Gosier, le 29 Avril 2021 — La situation sociale tendue au sein de la commune du Gosier impose au maire et président de la CARL, Cédric CORNET, de rappeler les faits :

Gosier, le 29 Avril 2021 — La situation sociale tendue au sein de la commune du Gosier impose au maire et président de la CARL, Cédric CORNET, de rappeler les faits :

Le 4 février, une première rencontre avec le syndicat UTC UGTG a été organisée par les services municipaux suite à la réception de la plateforme de revendications de la ville comportant 12 points. Les échanges portent sur le premier point, celui de la carrière des agents. Les parties se séparent et promettent de se rencontrer prochainement.

Une deuxième rencontre est proposée au syndicat le 25 février. Elle ne se tiendra pas en raison d’un empêchement de la part du syndicat. Quelques jours plus tard, un préavis de grève est déposé à la commune du Gosier pour le 2 mars.

Le 2 mars : les accès du pôle administratif et de la cuisine centrale sont obstrués par les agents grévistes, ne permettant pas aux non grévistes de rejoindre leur lieu de travail.

Le 3 mars : les accès de l’hôtel de ville sont bloqués par des agents grévistes.

S’ensuit dès le 4 mars, une succession de propositions de dates de rencontre pour poursuivre les négociations débutées le 4 février. Elles sont toutes refusées par les représentants syndicaux, ces derniers invoquant l’obligation de négocier suivant le format proposé par la Centrale : en présence des présidents des collectivités majeures, des parlementaires, du Préfet, des maires de Guadeloupe et du président de l’association des maires de Guadeloupe.
La Ville du Gosier a d’ailleurs toujours été présente à ces réunions de négociations organisées au Lamentin les 11, 13 et 15 mars. Aucune des rencontres n’a porté ses fruits et les parties se sont quittées en désaccord sur le premier point relatif à la carrière des agents.

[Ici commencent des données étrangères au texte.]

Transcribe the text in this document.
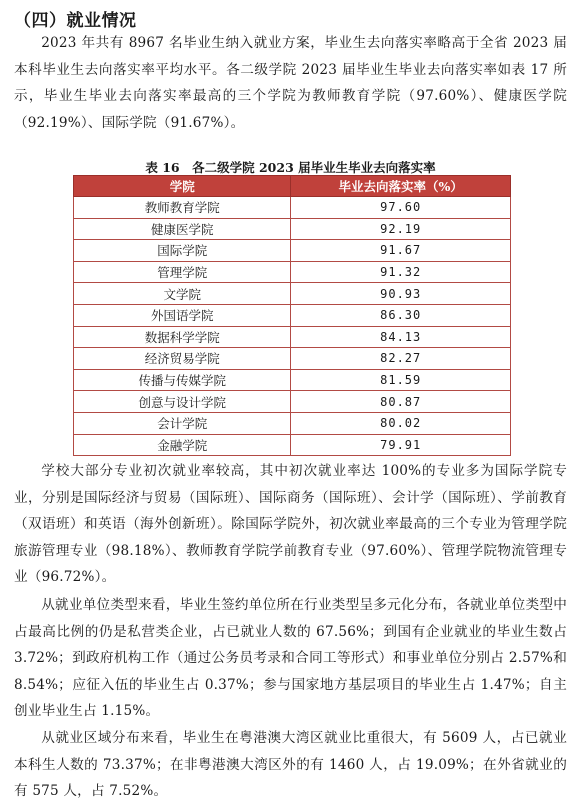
（四）就业情况

2023 年共有 8967 名毕业生纳入就业方案，毕业生去向落实率略高于全省 2023 届本科毕业生去向落实率平均水平。各二级学院 2023 届毕业生毕业去向落实率如表 17 所示，毕业生毕业去向落实率最高的三个学院为教师教育学院（97.60%）、健康医学院（92.19%）、国际学院（91.67%）。

表 16　各二级学院 2023 届毕业生毕业去向落实率
学院	毕业去向落实率（%）
教师教育学院	97.60
健康医学院	92.19
国际学院	91.67
管理学院	91.32
文学院	90.93
外国语学院	86.30
数据科学学院	84.13
经济贸易学院	82.27
传播与传媒学院	81.59
创意与设计学院	80.87
会计学院	80.02
金融学院	79.91

学校大部分专业初次就业率较高，其中初次就业率达 100%的专业多为国际学院专业，分别是国际经济与贸易（国际班）、国际商务（国际班）、会计学（国际班）、学前教育（双语班）和英语（海外创新班）。除国际学院外，初次就业率最高的三个专业为管理学院旅游管理专业（98.18%）、教师教育学院学前教育专业（97.60%）、管理学院物流管理专业（96.72%）。

从就业单位类型来看，毕业生签约单位所在行业类型呈多元化分布，各就业单位类型中占最高比例的仍是私营类企业，占已就业人数的 67.56%；到国有企业就业的毕业生数占 3.72%；到政府机构工作（通过公务员考录和合同工等形式）和事业单位分别占 2.57%和 8.54%；应征入伍的毕业生占 0.37%；参与国家地方基层项目的毕业生占 1.47%；自主创业毕业生占 1.15%。

从就业区域分布来看，毕业生在粤港澳大湾区就业比重很大，有 5609 人，占已就业本科生人数的 73.37%；在非粤港澳大湾区外的有 1460 人，占 19.09%；在外省就业的有 575 人，占 7.52%。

Face aux blocages et à la volonté manifeste du syndicat de ne pas négocier, la majorité municipale du Gosier entreprend une action en justice pour prendre des mesures fortes par le biais de la force publique afin d’ouvrir les bâtiments communaux. Le référé daté du 23 mars est communiqué au syndicat pour mettre en exécution la libération des sites.
Cette libération des sites ne s’est pas faite, et le maire du Gosier dans une volonté d’apaisement et de dialogue, conscient des risques liés à l’ordre public, fait le choix de ne pas recourir à la force publique.

Le 6 avril : une réunion est consentie par le syndicat devant l’hôtel de ville. Celle-ci se poursuit le lendemain dans la salle du conseil. Toujours sur le premier point de la plateforme de revendications, les parties échangent de façon constructive sur la liste des agents inscrits sur les tableaux d’avancement de 2020.
À la demande du syndicat, le maire du Gosier accepte d’ajouter 52 agents sur le tableau d’avancement de 2021 : des agents qui avaient été préalablement proposés en 2018 et en 2019 par les membres de la CAP. Les représentants syndicaux ont ainsi exigé que ces ajouts fassent l’objet d’un tableau supplémentaire à envoyer au Centre De Gestion, ce qui aurait entraîné la rétroactivité de l’avancement des agents concernés. Cette disposition étant contraire à la réglementation en vigueur, le maire a refusé cette demande. En 2020, les créations de ces postes n’avaient pas été effectuées par l’ancienne équipe municipale et les postes n’étaient donc pas inscrits au budget.

Par ailleurs, un accord de principe semblait avoir été trouvé sur l’augmentation du quota horaire des agents proches de la retraite. Le maire s’est engagé à mettre 10 agents sur 19 âgés de plus de 62 ans, à 35 heures et rendre exécutoire cette disposition en juin 2021. Le syndicat a in fine refusé cette avancée.

Le syndicat a ensuite annoncé publiquement sur un média qu’il ne négociait pas avec le Maire du Gosier, mais qu’il était en séance d’information.

Après près de 2 mois d’immobilisme dans les négociations et au vu de la situation tendue impactant l’ensemble de la population, le maire du Gosier se dit toujours prêt à recevoir les représentants syndicaux. Il est toujours en attente d’une proposition de rencontre de la part du syndicat UTC UGTG qui a quitté la table des négociations le 7 avril. La priorité aujourd’hui est de parvenir à une sortie de crise.
De plus, il rappelle être en parfait accord avec le droit de grève inscrit dans la constitution, mais refuse toute obstruction des bâtiments communaux.

Un préalable non négociable à cette rencontre de fin conflit est la libération des services municipaux et communautaires de toute entraves et blocages, permettant ainsi aux agents non grévistes de travailler afin d’accomplir les missions de service public au bénéfice des usagers et de la population.